Infertility if not a death sentence. It is about Choosing, like with anything in life. Choosing to be happy. Choosing to be powerful and impactful. Choosing to leave a legacy, choosing to be useful. You cannot be these things when you are sad all the time.
What do I see these days when someone is pregnant? I see life. I see promise. And I get ecstatic for them. It is a blessing to have kids. I still believe that. But it is also a blessing to be put on an alternative path and then to “kick ass” on that path too. If things do not work out the way you planned, then redirect your sails. But sail your ship.

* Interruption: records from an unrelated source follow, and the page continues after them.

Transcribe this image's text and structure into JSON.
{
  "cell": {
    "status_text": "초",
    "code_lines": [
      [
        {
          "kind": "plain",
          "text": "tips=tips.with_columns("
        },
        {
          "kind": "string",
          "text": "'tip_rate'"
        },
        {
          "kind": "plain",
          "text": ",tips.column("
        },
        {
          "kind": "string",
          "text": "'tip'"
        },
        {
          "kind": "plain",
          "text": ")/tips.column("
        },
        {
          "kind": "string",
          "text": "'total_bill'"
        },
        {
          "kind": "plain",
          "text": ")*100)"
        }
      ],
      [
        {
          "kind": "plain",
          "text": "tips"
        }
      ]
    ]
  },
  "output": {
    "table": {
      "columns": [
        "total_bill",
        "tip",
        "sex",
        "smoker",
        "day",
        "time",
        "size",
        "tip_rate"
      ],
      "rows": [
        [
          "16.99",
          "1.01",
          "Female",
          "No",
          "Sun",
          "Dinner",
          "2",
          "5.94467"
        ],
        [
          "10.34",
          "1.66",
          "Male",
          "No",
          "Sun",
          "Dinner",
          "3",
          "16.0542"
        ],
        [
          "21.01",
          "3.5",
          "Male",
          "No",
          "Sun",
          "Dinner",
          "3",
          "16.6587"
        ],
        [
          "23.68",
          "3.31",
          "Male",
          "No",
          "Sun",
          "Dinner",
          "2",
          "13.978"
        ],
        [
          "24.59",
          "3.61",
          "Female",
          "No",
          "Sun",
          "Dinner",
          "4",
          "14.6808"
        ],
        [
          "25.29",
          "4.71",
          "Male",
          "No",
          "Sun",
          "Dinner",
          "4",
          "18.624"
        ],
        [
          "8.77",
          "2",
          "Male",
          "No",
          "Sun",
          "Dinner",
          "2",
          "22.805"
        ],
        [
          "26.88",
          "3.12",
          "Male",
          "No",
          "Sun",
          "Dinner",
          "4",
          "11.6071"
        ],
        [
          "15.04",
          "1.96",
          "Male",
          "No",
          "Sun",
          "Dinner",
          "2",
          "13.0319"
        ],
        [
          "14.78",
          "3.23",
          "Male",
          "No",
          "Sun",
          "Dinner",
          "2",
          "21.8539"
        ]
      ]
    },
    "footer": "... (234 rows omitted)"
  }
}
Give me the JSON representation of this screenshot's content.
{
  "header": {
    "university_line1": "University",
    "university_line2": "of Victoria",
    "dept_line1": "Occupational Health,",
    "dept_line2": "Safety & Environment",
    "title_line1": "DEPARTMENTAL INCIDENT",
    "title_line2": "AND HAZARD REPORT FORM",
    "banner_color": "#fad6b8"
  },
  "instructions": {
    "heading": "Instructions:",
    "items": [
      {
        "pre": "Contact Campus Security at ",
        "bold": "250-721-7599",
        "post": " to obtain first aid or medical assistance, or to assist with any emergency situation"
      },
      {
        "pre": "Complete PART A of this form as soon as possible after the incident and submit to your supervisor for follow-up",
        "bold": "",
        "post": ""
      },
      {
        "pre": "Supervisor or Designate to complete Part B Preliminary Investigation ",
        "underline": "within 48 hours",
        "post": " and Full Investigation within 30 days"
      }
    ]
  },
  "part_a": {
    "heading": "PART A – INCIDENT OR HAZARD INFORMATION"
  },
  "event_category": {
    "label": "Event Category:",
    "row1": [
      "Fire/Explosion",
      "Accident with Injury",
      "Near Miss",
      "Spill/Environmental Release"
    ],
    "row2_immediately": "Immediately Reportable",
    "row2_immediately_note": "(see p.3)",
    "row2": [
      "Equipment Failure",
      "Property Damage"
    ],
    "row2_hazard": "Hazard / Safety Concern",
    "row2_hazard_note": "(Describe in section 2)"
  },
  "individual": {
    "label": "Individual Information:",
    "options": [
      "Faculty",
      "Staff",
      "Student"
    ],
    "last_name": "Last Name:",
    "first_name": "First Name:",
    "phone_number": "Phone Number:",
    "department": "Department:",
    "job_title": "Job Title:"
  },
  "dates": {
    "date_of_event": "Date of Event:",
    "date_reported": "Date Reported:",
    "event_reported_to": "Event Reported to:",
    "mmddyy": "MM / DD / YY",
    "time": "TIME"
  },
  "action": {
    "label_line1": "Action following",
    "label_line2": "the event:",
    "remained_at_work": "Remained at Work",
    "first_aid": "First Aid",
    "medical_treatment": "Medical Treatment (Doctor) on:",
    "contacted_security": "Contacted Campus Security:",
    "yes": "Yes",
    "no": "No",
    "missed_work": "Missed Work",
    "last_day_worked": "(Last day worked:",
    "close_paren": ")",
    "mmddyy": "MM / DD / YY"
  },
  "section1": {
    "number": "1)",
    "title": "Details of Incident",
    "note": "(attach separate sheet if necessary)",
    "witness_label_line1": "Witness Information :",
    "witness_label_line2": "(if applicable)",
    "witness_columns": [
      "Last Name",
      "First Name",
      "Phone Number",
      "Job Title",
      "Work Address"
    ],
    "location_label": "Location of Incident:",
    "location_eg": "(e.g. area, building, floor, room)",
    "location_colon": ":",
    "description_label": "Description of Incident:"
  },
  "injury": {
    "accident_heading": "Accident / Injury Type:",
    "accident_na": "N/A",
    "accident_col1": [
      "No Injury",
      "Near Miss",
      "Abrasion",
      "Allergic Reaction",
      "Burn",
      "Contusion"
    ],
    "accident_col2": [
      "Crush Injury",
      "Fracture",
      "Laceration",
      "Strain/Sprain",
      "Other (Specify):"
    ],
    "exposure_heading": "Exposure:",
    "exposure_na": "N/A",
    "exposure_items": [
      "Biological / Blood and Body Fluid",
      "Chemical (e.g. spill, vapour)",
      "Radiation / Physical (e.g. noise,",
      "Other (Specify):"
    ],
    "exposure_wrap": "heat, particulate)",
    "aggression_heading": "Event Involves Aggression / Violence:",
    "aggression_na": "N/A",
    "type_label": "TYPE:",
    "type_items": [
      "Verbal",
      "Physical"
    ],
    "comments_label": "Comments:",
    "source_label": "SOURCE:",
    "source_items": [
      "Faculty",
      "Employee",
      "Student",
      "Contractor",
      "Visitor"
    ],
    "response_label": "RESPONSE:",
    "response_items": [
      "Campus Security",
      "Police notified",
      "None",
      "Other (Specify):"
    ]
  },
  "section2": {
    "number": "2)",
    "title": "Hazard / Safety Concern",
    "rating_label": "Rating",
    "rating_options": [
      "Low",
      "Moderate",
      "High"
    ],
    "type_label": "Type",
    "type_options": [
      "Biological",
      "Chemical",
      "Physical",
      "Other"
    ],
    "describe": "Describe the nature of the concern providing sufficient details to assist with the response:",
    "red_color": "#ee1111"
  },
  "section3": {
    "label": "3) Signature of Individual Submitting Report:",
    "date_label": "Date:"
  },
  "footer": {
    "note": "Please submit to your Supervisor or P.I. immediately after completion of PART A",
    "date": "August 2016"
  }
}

Have I given up on falling pregnant? No. But will I let it overpower my whole life? No. If I am going to be the woman with no kids of my own I will bloom where I am planted. I will give what I have. I will live with purpose. I will tell my story so others can see the wonderful hope and miracle that comes with a life when you do not have kids too. ANY life you live is blessed. Infertility has taught me that. You can live. If you are a woman, you ARE A WOMAN and your ability to have kids can never take this away from you.
My choice is to make a difference, even if it is only one person ever, my life WILL speak of hope, dreams, and fulfilment of those dreams. Infertility can give you life, it can take you to wonderful new places, it can teach you things other people will never learn. And I am so amazingly blessed and happy about this, even if it took me 10 years to get here. You can dream and you can accomplish, all at the same time. The outcome of your life is set by you; you choose to be happy in spite of. What if I do ever fall pregnant? Wonderful. But if I never fall pregnant? Wonderful too:).